In the past, when the service didn't start, I simply set it back to 3/1/2012. And viola, it would start up services, and then I was free to reset the date. It made me feel cheap, but I did it anyway. It’s for the greater good. So, while the upgrade process was obviously stuck in a loop, I gritted my teeth and changed the date.
I was prompted with some odd screen that said it couldn't complete an operation and would I like to retry. I said yes. It asked again. I said retry. It asked yet again, and in a fit of madness, I answered the same way. The next time it asked, I canceled the screen. At which time I was prompted with the upgrade utility, and all greens across the board, and it letting me know that it had successfully completed its activity. I beg to differ, but defer to its better judgment.

I looked for my SQL Service, and it was up and running. I logged in with SSMS (an act I was prohibited from doing for oh too long on this machine) and was successful.

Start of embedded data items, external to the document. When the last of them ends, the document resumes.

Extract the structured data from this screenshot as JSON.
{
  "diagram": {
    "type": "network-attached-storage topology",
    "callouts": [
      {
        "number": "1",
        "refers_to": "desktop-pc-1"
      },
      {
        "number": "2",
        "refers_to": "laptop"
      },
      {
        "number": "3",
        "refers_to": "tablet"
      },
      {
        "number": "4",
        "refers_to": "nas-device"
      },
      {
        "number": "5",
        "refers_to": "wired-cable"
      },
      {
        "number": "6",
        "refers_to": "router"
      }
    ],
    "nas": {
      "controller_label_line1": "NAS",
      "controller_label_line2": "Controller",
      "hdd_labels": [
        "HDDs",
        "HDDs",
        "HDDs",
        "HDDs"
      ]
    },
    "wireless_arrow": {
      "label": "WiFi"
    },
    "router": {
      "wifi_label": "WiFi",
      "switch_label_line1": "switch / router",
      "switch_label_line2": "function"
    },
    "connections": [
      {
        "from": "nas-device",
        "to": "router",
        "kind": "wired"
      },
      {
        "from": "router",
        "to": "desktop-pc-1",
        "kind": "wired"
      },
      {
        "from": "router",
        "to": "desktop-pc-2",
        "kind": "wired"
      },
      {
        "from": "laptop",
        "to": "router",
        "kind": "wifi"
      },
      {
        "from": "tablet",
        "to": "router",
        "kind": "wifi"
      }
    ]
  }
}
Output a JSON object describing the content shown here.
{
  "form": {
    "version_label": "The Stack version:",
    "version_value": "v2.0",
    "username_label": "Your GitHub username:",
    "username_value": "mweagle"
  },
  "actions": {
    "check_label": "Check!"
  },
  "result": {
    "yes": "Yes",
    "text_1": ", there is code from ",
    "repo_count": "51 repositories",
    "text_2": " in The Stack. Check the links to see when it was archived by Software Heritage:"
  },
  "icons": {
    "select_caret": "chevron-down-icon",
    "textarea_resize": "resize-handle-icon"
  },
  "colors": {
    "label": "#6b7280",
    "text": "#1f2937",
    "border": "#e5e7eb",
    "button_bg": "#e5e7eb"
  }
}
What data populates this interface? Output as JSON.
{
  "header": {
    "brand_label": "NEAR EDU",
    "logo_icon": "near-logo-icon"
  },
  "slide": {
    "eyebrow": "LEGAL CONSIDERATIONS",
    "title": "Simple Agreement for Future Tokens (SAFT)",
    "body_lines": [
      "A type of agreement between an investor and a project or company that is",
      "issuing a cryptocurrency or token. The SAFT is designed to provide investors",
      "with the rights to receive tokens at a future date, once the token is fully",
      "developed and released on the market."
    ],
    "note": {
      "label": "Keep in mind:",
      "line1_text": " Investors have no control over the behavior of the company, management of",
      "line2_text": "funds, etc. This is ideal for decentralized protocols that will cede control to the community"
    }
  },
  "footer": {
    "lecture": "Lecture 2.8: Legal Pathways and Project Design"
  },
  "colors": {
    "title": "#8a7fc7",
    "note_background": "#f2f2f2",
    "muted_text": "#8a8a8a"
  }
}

Once in SSMS, I was able to detect that the upgrade had actually performed its operation and the version was as expected.

I set the date back to today, to shake off those cobwebs of uncertainty. I  then turned off the SQL Service, without the date being set back to 2012. And found that the services were able to turn on and off at will now, without getting dirty.

All seemed well.

Then I tried to test something from my machine, and I encountered a slew of errors. Were these related? At first, would think so. But after some breathing exercises and several tests, along with a reboot of my machine, all was well again.

All is well.


Short version.

VOO1DBMGR1, our trusty monitoring server is now on a fully licensed and has a proper version. SSMS is once again able to run on box. Remote connections are functioning as expected. Monitoring systems are up and running. And SQL Services act well now, which will allow them to be shut down for random maintenance.